Padahal dia membawa anak buahnya kemari mencari Zato Ichi dalam rangka memudahkan penuntutan dendam kematian abangnya.
Tapi apa boleh buat. Meskipun dia tak gentar pada anak muda ini, namun dia harus jaga gengsi.
“Saya akan menyingkir dari sini kalau anak buah tuan juga menyingkir. Kami akan membuat lingkaran sepuluh depa….” Si Bungsu kembali berkata.
Dan kali ini tak ada jalan lain bagi Zendo selain harus menuruti kehendak anak muda itu. Dia memberi isyarat pada anak buahnya. Dan dengan perasaan yang benar- benar kurang senang, kedelapan orang itu lantas mundur.
Mereka berkuat, dan tegak sedemikian rupa hingga membentuk suatu lingkaran berjari-jari sepuluh depa seperti diminta oleh si Bungsu. si Bungsu tegak di salah satu sisinya.
Kini kedua lelaki itu berhadapan. Zato Ichi yang lemah, tegak menunduk. Dia seperti tak ingin memperlihatkan bahwa dirinya sedang sakit. Hanya si Bungsu merasa sangat khawatir. Dia tahu benar tenaga dan kesehatan Zato Ichi sangat tak mengizinkan untuk berkelahi. Usahkan untuk berkelahi, untuk tegak agak lama saja dalam cuaca dingin begini sudah sangat sulit.
Namun bagaimana dia harus memabntunya. Bukankah ini sudah permintaan Zato Ichi sendiri?
Dan untungnya, Zendo tak mengetahui bahwa Zato Ichi demikian parah keadaannya. Ada beberapa saat kedua musuh ini berhadapan. Tegak dengan diam.

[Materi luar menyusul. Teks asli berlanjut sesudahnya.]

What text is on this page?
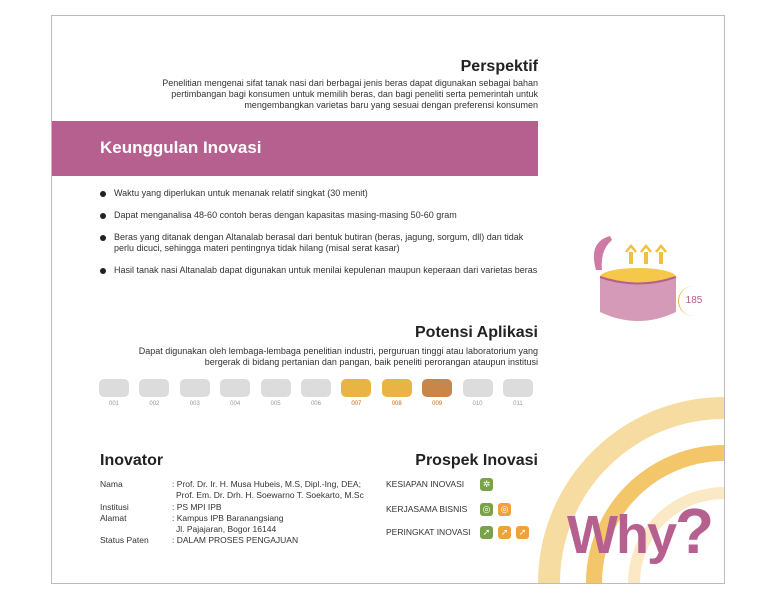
Perspektif
Penelitian mengenai sifat tanak nasi dari berbagai jenis beras dapat digunakan sebagai bahan pertimbangan bagi konsumen untuk memilih beras, dan bagi peneliti serta pemerintah untuk mengembangkan varietas baru yang sesuai dengan preferensi konsumen
Keunggulan Inovasi
Waktu yang diperlukan untuk menanak relatif singkat (30 menit)
Dapat menganalisa 48-60 contoh beras dengan kapasitas masing-masing 50-60 gram
Beras yang ditanak dengan Altanalab berasal dari bentuk butiran (beras, jagung, sorgum, dll) dan tidak perlu dicuci, sehingga materi pentingnya tidak hilang (misal serat kasar)
Hasil tanak nasi Altanalab dapat digunakan untuk menilai kepulenan maupun keperaan dari varietas beras
185
Potensi Aplikasi
Dapat digunakan oleh lembaga-lembaga penelitian industri, perguruan tinggi atau laboratorium yang bergerak di bidang pertanian dan pangan, baik peneliti perorangan ataupun institusi
001	002	003	004	005	006	007	008	009	010	011
Inovator
Nama	: Prof. Dr. Ir. H. Musa Hubeis, M.S, Dipl.-Ing, DEA;
Prof. Em. Dr. Drh. H. Soewarno T. Soekarto, M.Sc
Institusi	: PS MPI IPB
Alamat	: Kampus IPB Baranangsiang
Jl. Pajajaran, Bogor 16144
Status Paten	: DALAM PROSES PENGAJUAN
Prospek Inovasi
KESIAPAN INOVASI	✲
KERJASAMA BISNIS ◎ ◎
PERINGKAT INOVASI	➚ ➚ ➚ Why?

Zendo lah yang pertama kali menghunus samurainya. Suara samurainya ketika keluar dari sarungnya, terdengar berdesir perlahan. Zato Ichi masih diam. Kepalanya masih menunduk. Samurainya masih ditangan kanan di dalam sarungnya. Samurai itu masih dia pegang seperti memegang tongkat. Ujungnya mencecah lantai batu.
Tak sedikitpun kelihatan bahwa dia siap untuk berkelahi. Zendo melemparkan sarung samurainya ke samping. Dan disambut oleh salah seorang anak bauhnya. Kemudian perlahan dia melangkah maju. Bergeser di lantai batu. Satu setengah depa dihadapan Zato Ichi dia berhenti.
Zato Ichi masih menunduk diam. Samurainya masih dia pegang seperti tadi. Perlahan Zendo mengangkat samurainya. Mengarahkan ujungnya ke atas sebelah kanan dirinya.
Dan dengan perlahan pula tangan kirinya memegang hulu samurai di bawah pegangan tangan kanannya. Dan dia menahan nafs. Kini dia benar-benar siap tempur! Namun Zto Ichi masih tetap diam seperti patung.
Zendomenghela nafas. Dan saat itulah terdengar suara Zato Ichi:
“Saya dengan abangmu Akira memang berkelahi malam itu di kuil Kofukuji…” suaranya perlahan. Namun Zendo tak ambil peduli. Dia konsentrasi penuh.